La Commission Européenne a-t-elle violé ses propres règles en matière de réglementation numérique en menant une campagne publicitaire ciblée pour promouvoir une proposition controversée de lutte contre l’abus sexuel sur les enfants ? C’est la question que se posent actuellement Ylva Johansson, commissaire européenne aux affaires intérieures, et son département.
Le texte juridique en question est le Digital Services Act (DSA), un règlement qui interdit l’utilisation de données sensibles, comme les opinions politiques, pour cibler les publicités. Il est intéressant de noter que la campagne en question a été diffusée sur X (anciennement Twitter), une plateforme censée être en conformité avec le DSA en raison de son statut de « Très Grande Plateforme en Ligne » selon la Commission.
Le non-respect du DSA par les responsables européens serait un comble d’ironie.
Le technologiste Danny Mekić a découvert l’existence de cette campagne publicitaire ciblée de la Commission. Selon ses recherches, la Commission a lancé une campagne publicitaire payante sur X, ciblant des utilisateurs dans des pays qui ne soutenaient pas la proposition de Johansson, selon des comptes rendus de réunion du Conseil Européen. De plus, Mekić critique le message véhiculé par la campagne, qui semblait insinuer que les opposants à la proposition ne voulaient pas protéger les enfants, une attitude qu’il qualifie de « chantage émotionnel ».
L’analyse détaillée de Mekić a révélé que la campagne de la Commission a exclu certains groupes politiques et religieux critiques de son ciblage, créant ainsi une chambre d’écho acritique. Cette pratique pourrait violer la politique publicitaire de X, le Digital Services Act et le Règlement Général sur la Protection des Données.
Après un échange de vues avec la commission des libertés civiles, de la justice et des affaires intérieures du Parlement européen, Johansson a admis que l’exécutif de l’UE enquêtait effectivement sur cette affaire. Cependant, elle a décliné toutes les demandes de la commission pour fournir des détails sur la campagne publicitaire, expliquant qu’elle n’en avait pas et que ce serait à son « service », qui serait responsable de la campagne, de répondre.

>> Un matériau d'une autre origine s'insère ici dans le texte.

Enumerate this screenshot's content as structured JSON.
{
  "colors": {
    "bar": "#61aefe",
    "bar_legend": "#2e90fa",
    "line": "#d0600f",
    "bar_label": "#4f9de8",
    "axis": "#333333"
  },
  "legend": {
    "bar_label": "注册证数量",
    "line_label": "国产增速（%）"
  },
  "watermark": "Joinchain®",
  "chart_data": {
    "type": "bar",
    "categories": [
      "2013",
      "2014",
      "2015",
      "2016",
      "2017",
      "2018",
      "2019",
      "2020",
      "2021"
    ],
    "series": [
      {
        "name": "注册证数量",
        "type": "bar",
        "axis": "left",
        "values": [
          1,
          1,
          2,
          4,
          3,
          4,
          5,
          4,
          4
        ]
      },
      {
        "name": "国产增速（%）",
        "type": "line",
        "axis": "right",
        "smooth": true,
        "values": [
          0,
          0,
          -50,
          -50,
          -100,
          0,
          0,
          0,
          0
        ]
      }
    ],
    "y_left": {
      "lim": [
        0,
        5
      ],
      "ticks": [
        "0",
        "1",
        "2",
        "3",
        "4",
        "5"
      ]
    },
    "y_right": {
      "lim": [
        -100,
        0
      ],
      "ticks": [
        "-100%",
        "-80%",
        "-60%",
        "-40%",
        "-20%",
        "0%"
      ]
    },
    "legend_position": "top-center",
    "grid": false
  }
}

Le comité a pressé Johansson de fournir des détails sur la campagne publicitaire ciblée, mais elle n’a pas répondu directement. Pire encore, elle a évité de répondre directement aux accusations des députés selon lesquelles l’utilisation du microciblage politique par la Commission est antidémocratique, préférant défendre son droit de promouvoir ses propositions.
Enfin, plusieurs députés et le comité de la LIBE ont interrogé Johansson sur ses contacts avec des entreprises et d’autres lobbyistes lors de l’élaboration de la proposition concernant la CSAM, demandant des réponses claires aux allégations d’intérêt commercial et de lobbying intensif lorsque la Commission mettait en place et rédigeait la proposition. Le manque de transparence et les tentatives de la Commission pour dénigrer les journalistes qui ont soulevé ces questions ont également été critiqués.